The swap follows 2015 legislation that required CMS to stop using Social Security numbers by April 2019. But a broader effort to weed out Social Security numbers by government agencies is lagging, according to a report issued last month by the U.S. Government Accountability Office (GAO). The federal government has been working on the problem for more than a decade, but a morass of regulatory and technological issues have stymied progress.
To be fair, the problem is massive. GAO lists 24 federal agencies that use Social Security numbers in one way or another. Medicare cards were an egregious example, since seniors are especially vulnerable to identity theft. Yet CMS collects Social Security numbers from roughly 57.7 million Americans and displays them on Medicare cards.
“It’s a sobering problem,” said Cristina Martin Firvida, director of financial security at AARP. “The number of people on Medicare who hold Social Security numbers makes this a really daunting challenge.”
Medicare already has stopped using HICNs in the Medicare Summary Notices that are mailed to beneficiaries quarterly - a practice that left open the possibility of theft when mail is delivered incorrectly or stolen. The transition on Medicare cards will be automatic - recipients will be mailed new cards that utilize a unique, randomly assigned number called a Medicare Beneficiary Identifier.
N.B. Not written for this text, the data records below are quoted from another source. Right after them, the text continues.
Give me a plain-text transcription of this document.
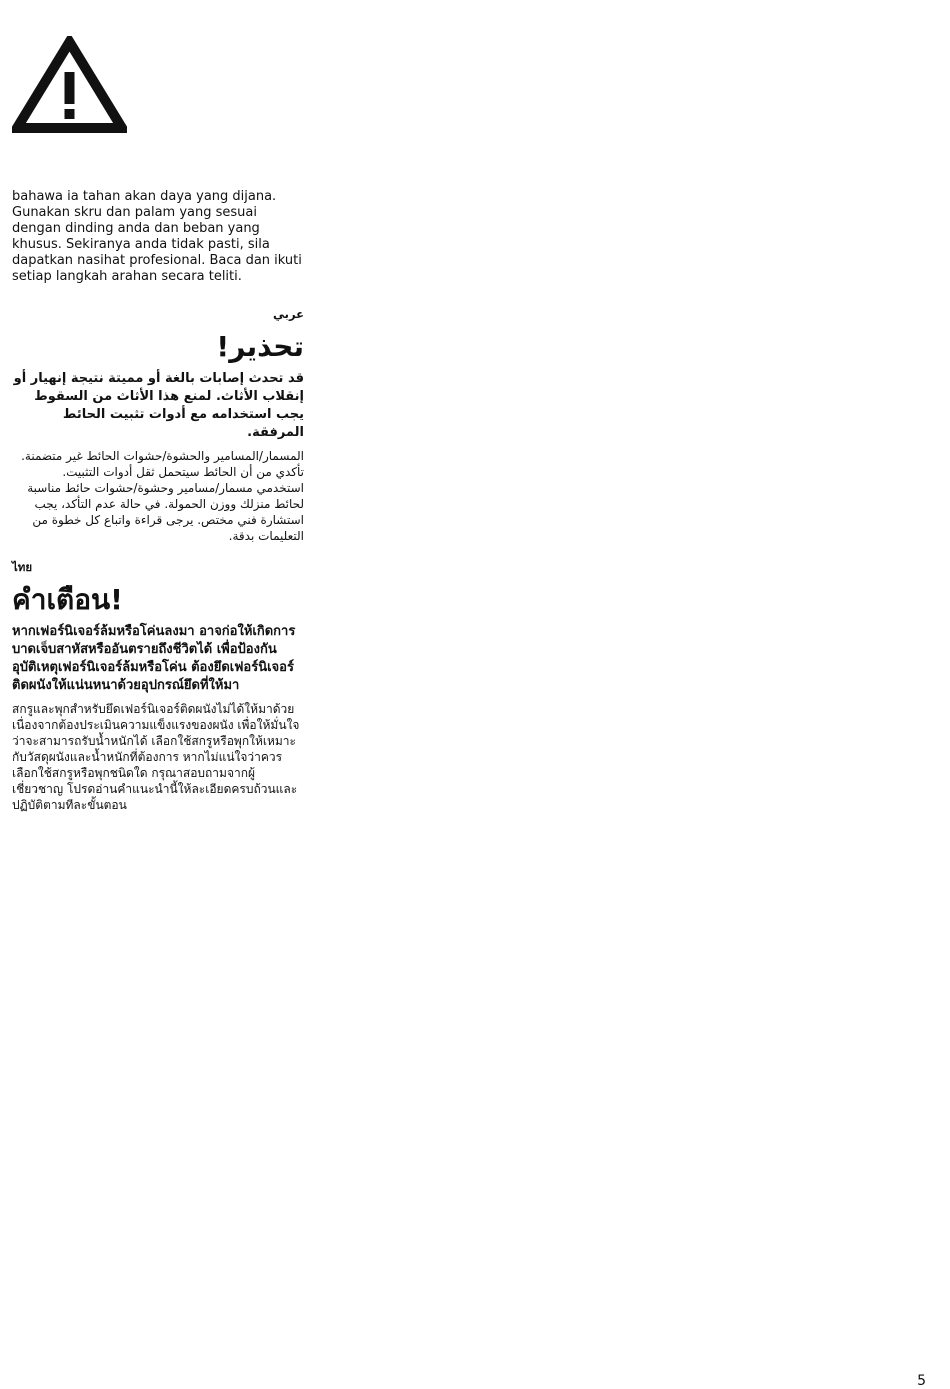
bahawa ia tahan akan daya yang dijana. Gunakan skru dan palam yang sesuai dengan dinding anda dan beban yang khusus. Sekiranya anda tidak pasti, sila dapatkan nasihat profesional. Baca dan ikuti setiap langkah arahan secara teliti.

عربي
تحذير!
قد تحدث إصابات بالغة أو مميتة نتيجة إنهيار أو إنقلاب الأثاث. لمنع هذا الأثاث من السقوط يجب استخدامه مع أدوات تثبيت الحائط المرفقة.

المسمار/المسامير والحشوة/حشوات الحائط غير متضمنة. تأكدي من أن الحائط سيتحمل ثقل أدوات التثبيت. استخدمي مسمار/مسامير وحشوة/حشوات حائط مناسبة لحائط منزلك ووزن الحمولة. في حالة عدم التأكد، يجب استشارة فني مختص. يرجى قراءة واتباع كل خطوة من التعليمات بدقة.

ไทย
คำเตือน!
หากเฟอร์นิเจอร์ล้มหรือโค่นลงมา อาจก่อให้เกิดการบาดเจ็บสาหัสหรืออันตรายถึงชีวิตได้ เพื่อป้องกันอุบัติเหตุเฟอร์นิเจอร์ล้มหรือโค่น ต้องยึดเฟอร์นิเจอร์ติดผนังให้แน่นหนาด้วยอุปกรณ์ยึดที่ให้มา

สกรูและพุกสำหรับยึดเฟอร์นิเจอร์ติดผนังไม่ได้ให้มาด้วย เนื่องจากต้องประเมินความแข็งแรงของผนัง เพื่อให้มั่นใจว่าจะสามารถรับน้ำหนักได้ เลือกใช้สกรูหรือพุกให้เหมาะกับวัสดุผนังและน้ำหนักที่ต้องการ หากไม่แน่ใจว่าควรเลือกใช้สกรูหรือพุกชนิดใด กรุณาสอบถามจากผู้เชี่ยวชาญ โปรดอ่านคำแนะนำนี้ให้ละเอียดครบถ้วนและปฏิบัติตามทีละขั้นตอน

5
Scammers reportedly are already trying to take advantage of the transition. AARP reports that some Medicare recipients have received calls from thieves telling them that they need to pay for their new Medicare cards and asking for personal information such as checking account and Medicare numbers.
A similar scam now making the rounds involves callers posing as government employees asking for personal data in order to confirm eligibility for the annual Social Security cost-of-living adjustment.
Medicare does not contact enrollees for Medicare numbers or other personal information, unless you have granted permission in advance. The only time you might receive a legitimate phone call from Medicare is if you have given CMS permission to call in advance; also, Medicare Advantage or prescription drug plans may call if you already are a member of that plan. You also might get a call from Medicare if you have left a message requesting a call-back. More information on preventing Medicare fraud can be found at the CMS website: (bit.ly/1QneOn0). The SSA does sometimes call beneficiaries for customer service purposes, but representatives never ask for personal information.
If you are not certain that a call from Medicare or Social Security is legitimate, simply hang up and call the agency back on the customer service lines: (800) 633-4227 or (800) 772-1213 for Social Security.
Meanwhile, hackers already have demonstrated their ability to do massive damage. In 2015, a break-in at the federal Office of Personnel Management (OPM) led to theft of sensitive personal data of roughly 4 million federal employees.
Martin Firvida worries about the damage that could occur if the SSA were hacked. “We’re very focused on whether the SSA is prepared for a hack - we’re very aware of how dramatic it would be if something like the OPM hack occurred at the SSA.”
The SSA has been taking steps to modernize its technology. And last year the agency moved to bolster its public website security by adding a mandatory extra layer of website log-on steps that required customers to receive a code via text message. That effort stalled when critics noted, correctly, that many older Americans do not use text messaging. In June, the SSA rolled out a revised plan that requires online users to receive a one-time text or email message to log on.
The new Medicare cards are still months away from delivery. In the meantime, AARP advises seniors not to carry their cards with them. Most of the time, that is not necessary since healthcare providers usually have their patients in their electronic systems and know how to bill them. Another idea is to make a photocopy of your card and scratch out all but the last four digits.